Daarom dus, verder was het één grote gok. Ik laat eerste de foto's voor zich spreken en schrijf dan nog een paar bedenkingen neer.
Het is belangrijk dat we de olifanten eerst beter leren kennen. En zij ons. Geen betere manier dan eten geven, natuurlijk. Hoe meer bananen en suikerriet, hoe liever ze ons zien. 'Boen' moeten we roepen, en het eten binnen hun gezichts- of reukveld houden.
Modder als zonnecrème. Als de olifanten ingesmeerd zijn - en sommigen zichzelf tot ons groot plezier een modderdouche gegeven hebben - steken we met hen de rivier over. De stroming is bijzonder sterk. Wij moeten ons schrap zetten, de kolossen raken met gemak aan de overkant.
Het pad in de jungle is smal. We mogen niet naast de olifanten wandelen, ze zouden ons gewoon opzij duwen. Vlak voor is wel goed, en dat doen we. Behalve onze gids zijn er nu ook een paar drijvers mee. Die achter onze olifant roept 'bai! bai!' om het beest vooruit te krijgen. Als dat niet werkt, halen we wat suikerriet boven.
We zijn nu al veel meer op ons gemak en genieten echt van deze wandeling. Allerliefste en Jana blijven dicht bij Mulan, 'onze olifant'. Lukas loopt met de andere kinderen van de groep voorop. Lyglia en Ioki.
Een Iers meisje dat met haar thuisonderwijzende mama en nieuwe-vriend-van-mama door Azië trekt. Een Japanse jongen die met zijn jongere zus in Hong Kong woont en ook naar een internationale school gaat. Ongeveer dezelfde leeftijd en wereldwijsheid, in het Engels tetteren ze er op los.
Dat ze met een olifant op wandel zijn, is precies maar bijzaak.
Waar de wandeling een U-bocht maakt, zien we Lukas terug. Met zijn bende. 'Wist je dat hier ook olifanten zijn?' plagen we. Ik probeer het groepje voor een foto samen te krijgen, daarna laten we de beesten grazen. Het woud is dicht groen en licht glooiend. Het is mooi om de dieren heel even hun eigen gang te zien gaan.
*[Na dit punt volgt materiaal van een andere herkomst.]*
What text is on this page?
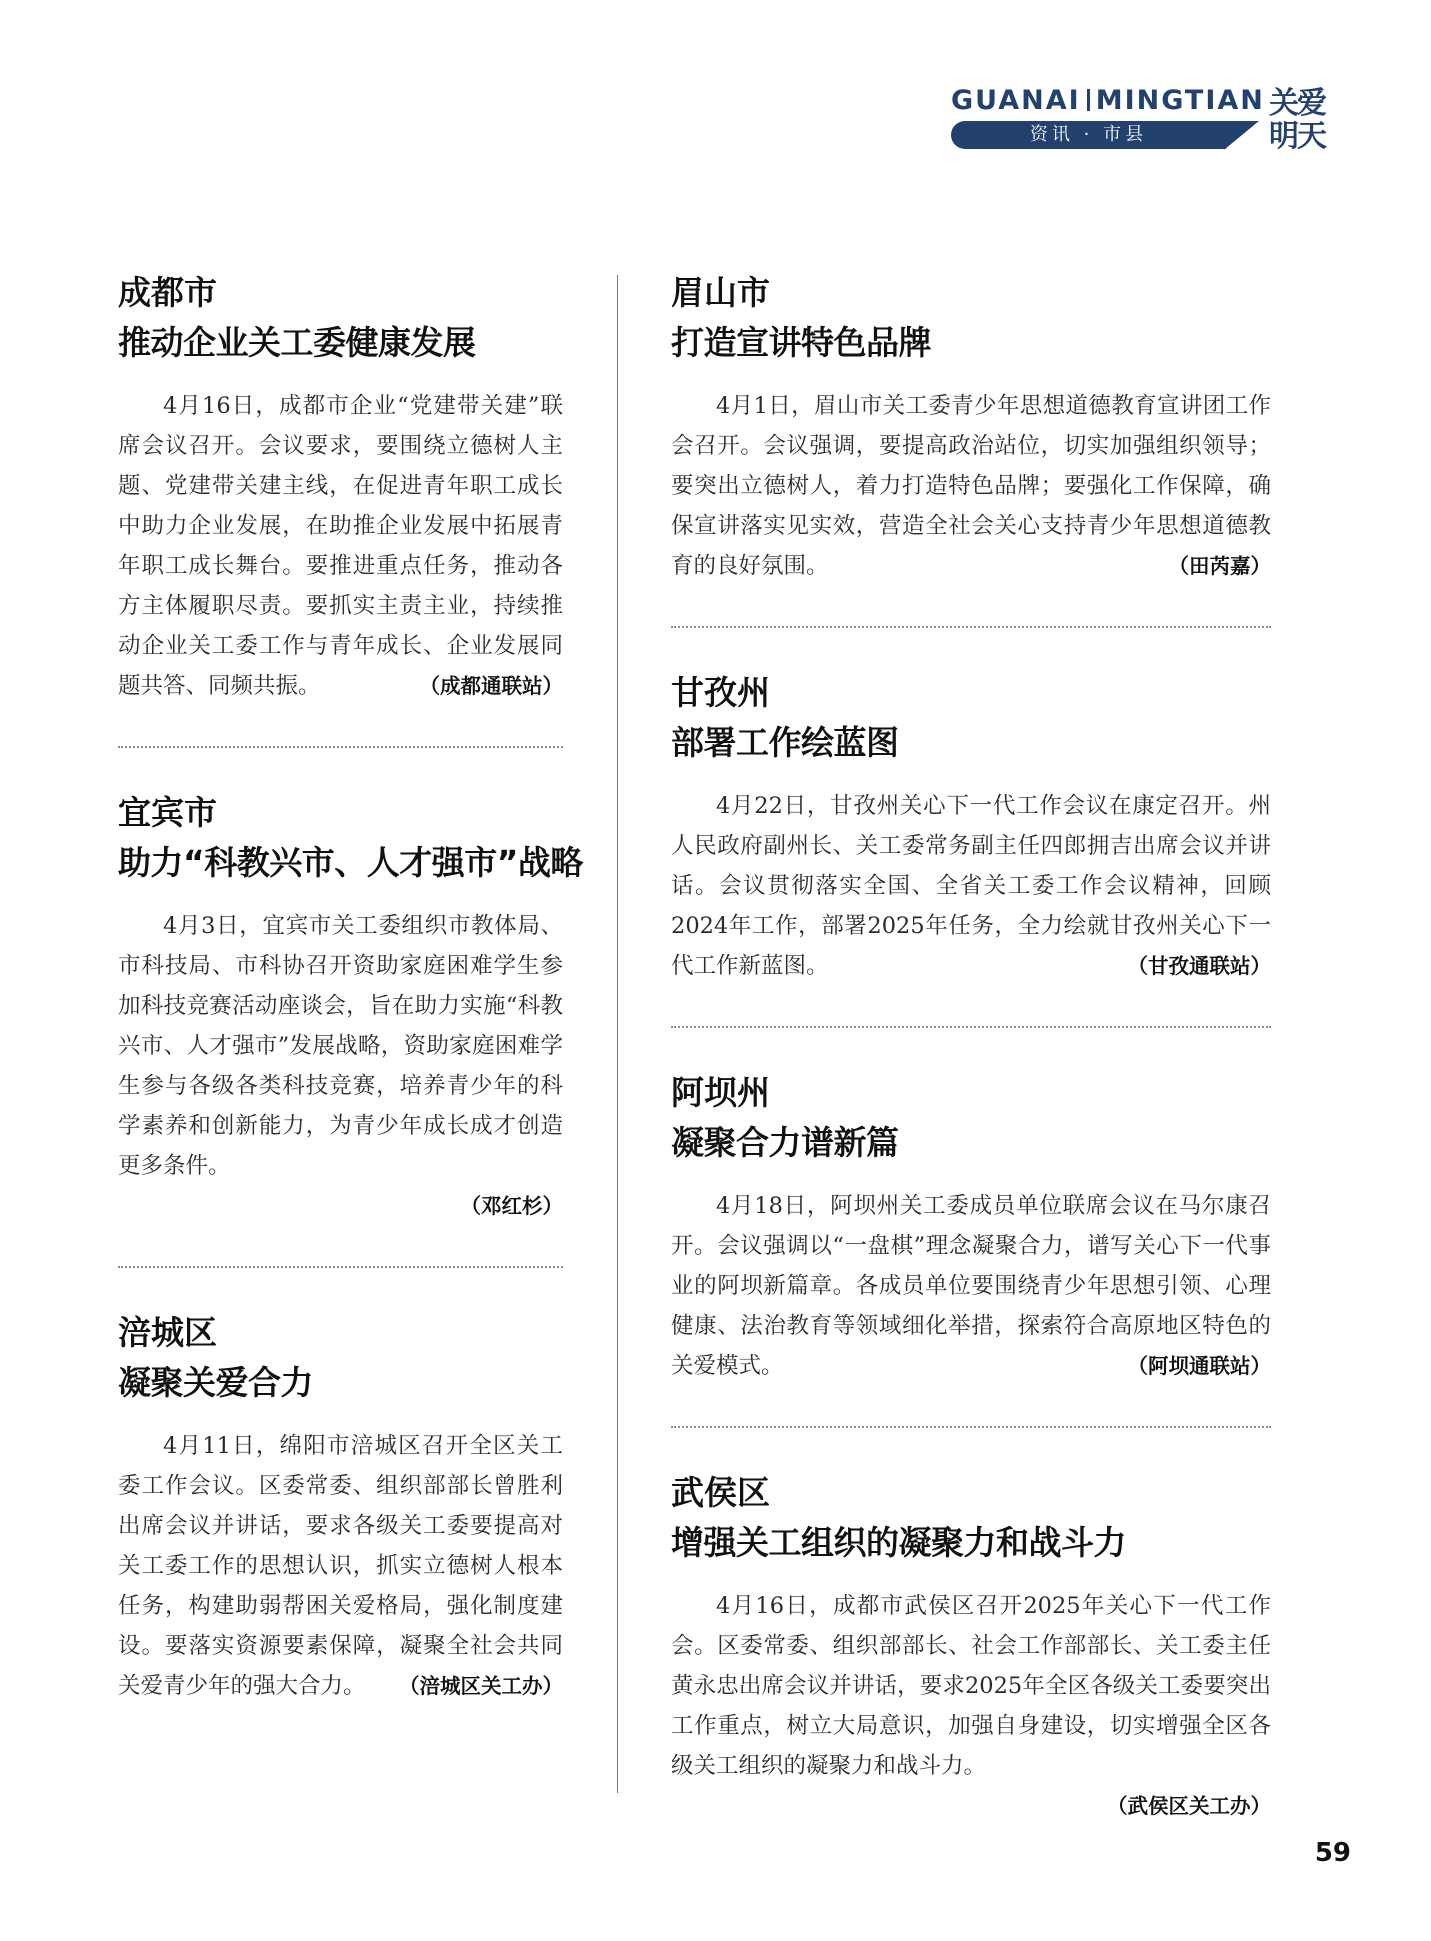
GUANAI MINGTIAN
资讯 · 市县
关爱
明天
成都市
推动企业关工委健康发展

4月16日，成都市企业“党建带关建”联席会议召开。会议要求，要围绕立德树人主题、党建带关建主线，在促进青年职工成长中助力企业发展，在助推企业发展中拓展青年职工成长舞台。要推进重点任务，推动各方主体履职尽责。要抓实主责主业，持续推动企业关工委工作与青年成长、企业发展同题共答、同频共振。	（成都通联站）

宜宾市
助力“科教兴市、人才强市”战略

4月3日，宜宾市关工委组织市教体局、市科技局、市科协召开资助家庭困难学生参加科技竞赛活动座谈会，旨在助力实施“科教兴市、人才强市”发展战略，资助家庭困难学生参与各级各类科技竞赛，培养青少年的科学素养和创新能力，为青少年成长成才创造更多条件。

（邓红杉）

涪城区
凝聚关爱合力

4月11日，绵阳市涪城区召开全区关工委工作会议。区委常委、组织部部长曾胜利出席会议并讲话，要求各级关工委要提高对关工委工作的思想认识，抓实立德树人根本任务，构建助弱帮困关爱格局，强化制度建设。要落实资源要素保障，凝聚全社会共同关爱青少年的强大合力。 （涪城区关工办）

眉山市
打造宣讲特色品牌

4月1日，眉山市关工委青少年思想道德教育宣讲团工作会召开。会议强调，要提高政治站位，切实加强组织领导；要突出立德树人，着力打造特色品牌；要强化工作保障，确保宣讲落实见实效，营造全社会关心支持青少年思想道德教育的良好氛围。	（田芮嘉）

甘孜州
部署工作绘蓝图

4月22日，甘孜州关心下一代工作会议在康定召开。州人民政府副州长、关工委常务副主任四郎拥吉出席会议并讲话。会议贯彻落实全国、全省关工委工作会议精神，回顾2024年工作，部署2025年任务，全力绘就甘孜州关心下一代工作新蓝图。	（甘孜通联站）

阿坝州
凝聚合力谱新篇

4月18日，阿坝州关工委成员单位联席会议在马尔康召开。会议强调以“一盘棋”理念凝聚合力，谱写关心下一代事业的阿坝新篇章。各成员单位要围绕青少年思想引领、心理健康、法治教育等领域细化举措，探索符合高原地区特色的关爱模式。	（阿坝通联站）

武侯区
增强关工组织的凝聚力和战斗力

4月16日，成都市武侯区召开2025年关心下一代工作会。区委常委、组织部部长、社会工作部部长、关工委主任黄永忠出席会议并讲话，要求2025年全区各级关工委要突出工作重点，树立大局意识，加强自身建设，切实增强全区各级关工组织的凝聚力和战斗力。

（武侯区关工办）

59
Als de olifanten terug recht krabbelen en uit het water sjokken, is het voorbij. Tijd om droge kleren aan te trekken en terug naar Chang Mai te rijden. Dachten we.
Maar de kinderen breiden het programma uit. In het water spelen, dat is niet alleen leuk voor olifanten. Zelfs nadat Nagisa, het jongere zusje van Ioki, er klaar mee is, blijven die vier in de rivier. Daarna moeten contactgegevens uitgewisseld worden, we kunnen 'thuis' in Hoi An opnieuw afspreken.
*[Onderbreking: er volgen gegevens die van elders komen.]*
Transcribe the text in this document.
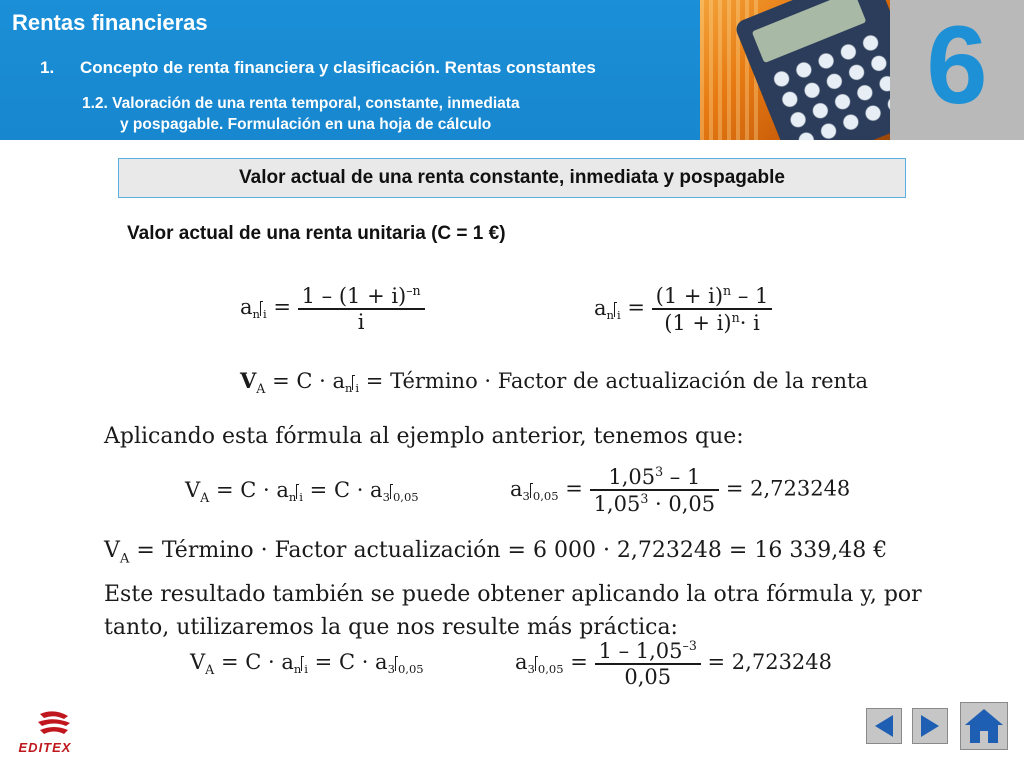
Rentas financieras
1. Concepto de renta financiera y clasificación. Rentas constantes
1.2. Valoración de una renta temporal, constante, inmediata
y pospagable. Formulación en una hoja de cálculo	6
Valor actual de una renta constante, inmediata y pospagable
Valor actual de una renta unitaria (C = 1 €)
an $i = \frac{1 - (1 + i)^{-n}}{i}$	an $i = \frac{(1 + i)^n - 1}{(1 + i)^n\cdot i}$
$V_A = C$ · an i = Término · Factor de actualización de la renta
Aplicando esta fórmula al ejemplo anterior, tenemos que:
$V_A = C$ · an i = C · a3 0,05	a3 $0,05 = \frac{1,05^3 - 1}{1,05^3 \cdot 0,05} = 2,723248$
$V_A$ = Término · Factor actualización = 6 000 · 2,723248 = 16 339,48 €
Este resultado también se puede obtener aplicando la otra fórmula y, por tanto, utilizaremos la que nos resulte más práctica:
$V_A = C$ · an i = C · a3 0,05	a3 $0,05 = \frac{1 - 1,05^{-3}}{0,05} = 2,723248$
EDITEX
De foto's zijn overduidelijk, dit was een heel bijzondere dag. Ik ben van mijn leven nog nooit zo dicht bij een olifant kunnen komen. We kregen goede informatie en veiligheidsinstructies. Geen kettingen of ritjes gezien. De drijvers riepen alleen maar, ze sloegen nooit. Maar...
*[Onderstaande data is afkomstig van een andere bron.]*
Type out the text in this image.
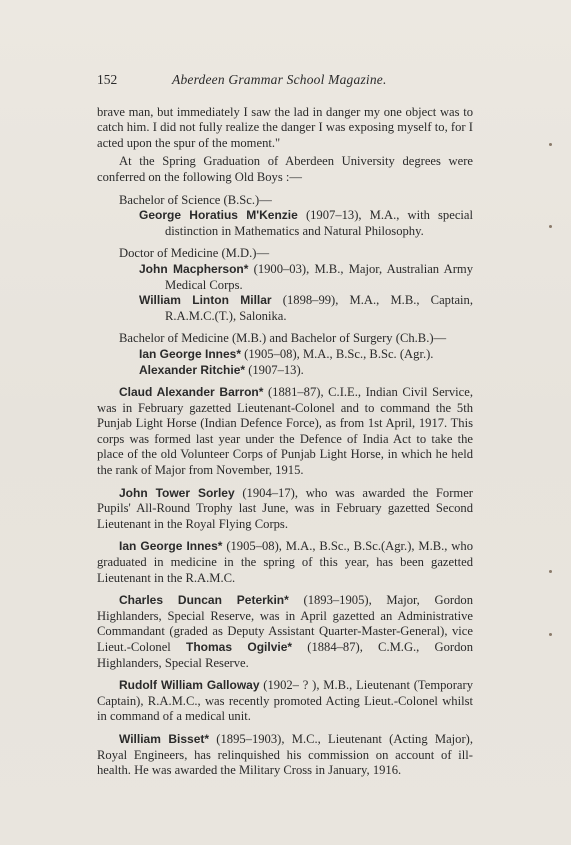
152	Aberdeen Grammar School Magazine.

brave man, but immediately I saw the lad in danger my one object was to catch him. I did not fully realize the danger I was exposing myself to, for I acted upon the spur of the moment."

At the Spring Graduation of Aberdeen University degrees were conferred on the following Old Boys :—

Bachelor of Science (B.Sc.)—

George Horatius M'Kenzie (1907–13), M.A., with special distinction in Mathematics and Natural Philosophy.

Doctor of Medicine (M.D.)—

John Macpherson* (1900–03), M.B., Major, Australian Army Medical Corps.

William Linton Millar (1898–99), M.A., M.B., Captain, R.A.M.C.(T.), Salonika.

Bachelor of Medicine (M.B.) and Bachelor of Surgery (Ch.B.)—

Ian George Innes* (1905–08), M.A., B.Sc., B.Sc. (Agr.).

Alexander Ritchie* (1907–13).

Claud Alexander Barron* (1881–87), C.I.E., Indian Civil Service, was in February gazetted Lieutenant-Colonel and to command the 5th Punjab Light Horse (Indian Defence Force), as from 1st April, 1917. This corps was formed last year under the Defence of India Act to take the place of the old Volunteer Corps of Punjab Light Horse, in which he held the rank of Major from November, 1915.

John Tower Sorley (1904–17), who was awarded the Former Pupils' All-Round Trophy last June, was in February gazetted Second Lieutenant in the Royal Flying Corps.

Ian George Innes* (1905–08), M.A., B.Sc., B.Sc.(Agr.), M.B., who graduated in medicine in the spring of this year, has been gazetted Lieutenant in the R.A.M.C.

Charles Duncan Peterkin* (1893–1905), Major, Gordon Highlanders, Special Reserve, was in April gazetted an Administrative Commandant (graded as Deputy Assistant Quarter-Master-General), vice Lieut.-Colonel Thomas Ogilvie* (1884–87), C.M.G., Gordon Highlanders, Special Reserve.

Rudolf William Galloway (1902– ? ), M.B., Lieutenant (Temporary Captain), R.A.M.C., was recently promoted Acting Lieut.-Colonel whilst in command of a medical unit.

William Bisset* (1895–1903), M.C., Lieutenant (Acting Major), Royal Engineers, has relinquished his commission on account of ill-health. He was awarded the Military Cross in January, 1916.
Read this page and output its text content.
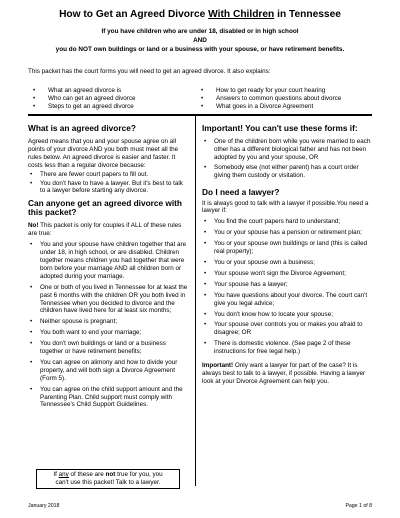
How to Get an Agreed Divorce With Children in Tennessee
If you have children who are under 18, disabled or in high school
AND
you do NOT own buildings or land or a business with your spouse, or have retirement benefits.
This packet has the court forms you will need to get an agreed divorce. It also explains:
• What an agreed divorce is
• Who can get an agreed divorce
• Steps to get an agreed divorce
• How to get ready for your court hearing
• Answers to common questions about divorce
• What goes in a Divorce Agreement
What is an agreed divorce?

Agreed means that you and your spouse agree on all points of your divorce AND you both must meet all the rules below. An agreed divorce is easier and faster. It costs less than a regular divorce because:

• There are fewer court papers to fill out.
• You don't have to have a lawyer. But it's best to talk to a lawyer before starting any divorce.
Can anyone get an agreed divorce with this packet?

No! This packet is only for couples if ALL of these rules are true:

• You and your spouse have children together that are under 18, in high school, or are disabled. Children together means children you had together that were born before your marriage AND all children born or adopted during your marriage.
• One or both of you lived in Tennessee for at least the past 6 months with the children OR you both lived in Tennessee when you decided to divorce and the children have lived here for at least six months;
• Neither spouse is pregnant;
• You both want to end your marriage;
• You don't own buildings or land or a business together or have retirement benefits;
• You can agree on alimony and how to divide your property, and will both sign a Divorce Agreement (Form 5).
• You can agree on the child support amount and the Parenting Plan. Child support must comply with Tennessee's Child Support Guidelines.
If any of these are not true for you, you
can't use this packet! Talk to a lawyer.
Important! You can't use these forms if:
• One of the children born while you were married to each other has a different biological father and has not been adopted by you and your spouse, OR
• Somebody else (not either parent) has a court order giving them custody or visitation.
Do I need a lawyer?

It is always good to talk with a lawyer if possible.You need a lawyer if:

• You find the court papers hard to understand;
• You or your spouse has a pension or retirement plan;
• You or your spouse own buildings or land (this is called real property);
• You or your spouse own a business;
• Your spouse won't sign the Divorce Agreement;
• Your spouse has a lawyer;
• You have questions about your divorce. The court can't give you legal advice;
• You don't know how to locate your spouse;
• Your spouse over controls you or makes you afraid to disagree; OR
• There is domestic violence. (See page 2 of these instructions for free legal help.)

Important! Only want a lawyer for part of the case? It is always best to talk to a lawyer, if possible. Having a lawyer look at your Divorce Agreement can help you.

January 2018	Page 1 of 8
Er was een zwangere olifant bij (niet hoogzwanger, maar toch) en eentje van vijf jaar. Zou het niet beter zijn om die dieren gewoon met rust te laten? Bovendien was de groep te groot.
Ongeveer 35 mensen voor 5 olifanten, dat maakt het eigenlijk wel druk. En behalve onze groep-met-dagprogramma zagen we nog twee groepen. Eentje in de voormiddag, vertrek toen wij ongeveer aankwamen. Eentje in de namiddag, aankomst toen wij net gingen vertrekken. Deze korte groepen gaan niet met de olifanten op tocht, maar geven ook eten en ene modderbad.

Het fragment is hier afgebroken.